TITUS: Exactly. In Henri Bergson’s book Laughter, he breaks the mechanism down to the basics and he explains how and why people laugh. He states there that punishment or accidents apply on human subjects and…
JOHN: I guess one reason why people laugh is the unexpected. A release of tension. Even if it is tragic, like slipping on a banana skin, they will laugh because it is unexpected. People laugh at one-liners for the same reason: because the punchline is unexpected.
TITUS: Yes, the book How To Be Funny Even If You’re Not is interesting. It mentions the Rule of Three.
JOHN: And it does always tend to be better with three. Two or four don’t work. It’s all in the…
JOHN: That is universal. But if, in Romania, there was no tradition of punchline-punchline-punchline comedy, what was.… In Italy, they had Commedia dell’arte… What was the tradition in Romania or the Balkans in general? Storytelling?
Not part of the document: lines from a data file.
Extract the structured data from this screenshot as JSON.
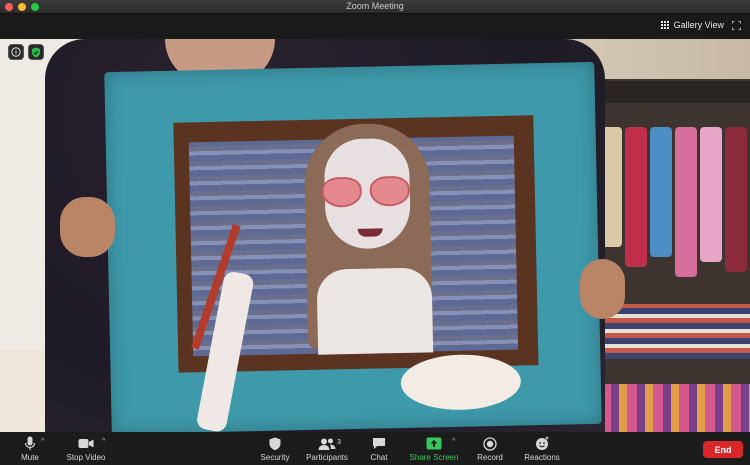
{
  "window": {
    "title": "Zoom Meeting"
  },
  "header": {
    "gallery_view_label": "Gallery View"
  },
  "toolbar": {
    "mute_label": "Mute",
    "stop_video_label": "Stop Video",
    "security_label": "Security",
    "participants_label": "Participants",
    "participants_count": "3",
    "chat_label": "Chat",
    "share_screen_label": "Share Screen",
    "record_label": "Record",
    "reactions_label": "Reactions",
    "end_label": "End"
  },
  "colors": {
    "share_green": "#36c85a",
    "end_red": "#d8262b",
    "toolbar_bg": "#1c1c1c"
  },
  "icons": [
    "info-icon",
    "security-shield-icon",
    "gallery-grid-icon",
    "fullscreen-icon",
    "microphone-icon",
    "video-camera-icon",
    "shield-icon",
    "participants-icon",
    "chat-bubble-icon",
    "share-screen-icon",
    "record-icon",
    "reactions-icon"
  ]
}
TITUS: More-or-less, yes. Monologues. Not necessarily told from your own perspective, which British and American stand-up routines are. In our monologues, you can talk about something that happened to another guy or it can be pure imagination and fiction.
JOHN: We had that sort of tradition in the Victorian and Edwardian music halls and in the 1930s – Stanley Holloway and others. There are storytelling nights cropping up in London now – Spark, Natural Born Storytellers and others. Have you seen any of those?
TITUS: No. But this is what I do in my show. A sort of storytelling. I come up with a kind of a theme, make a statement, a premise, build it up a little bit, then turn to music.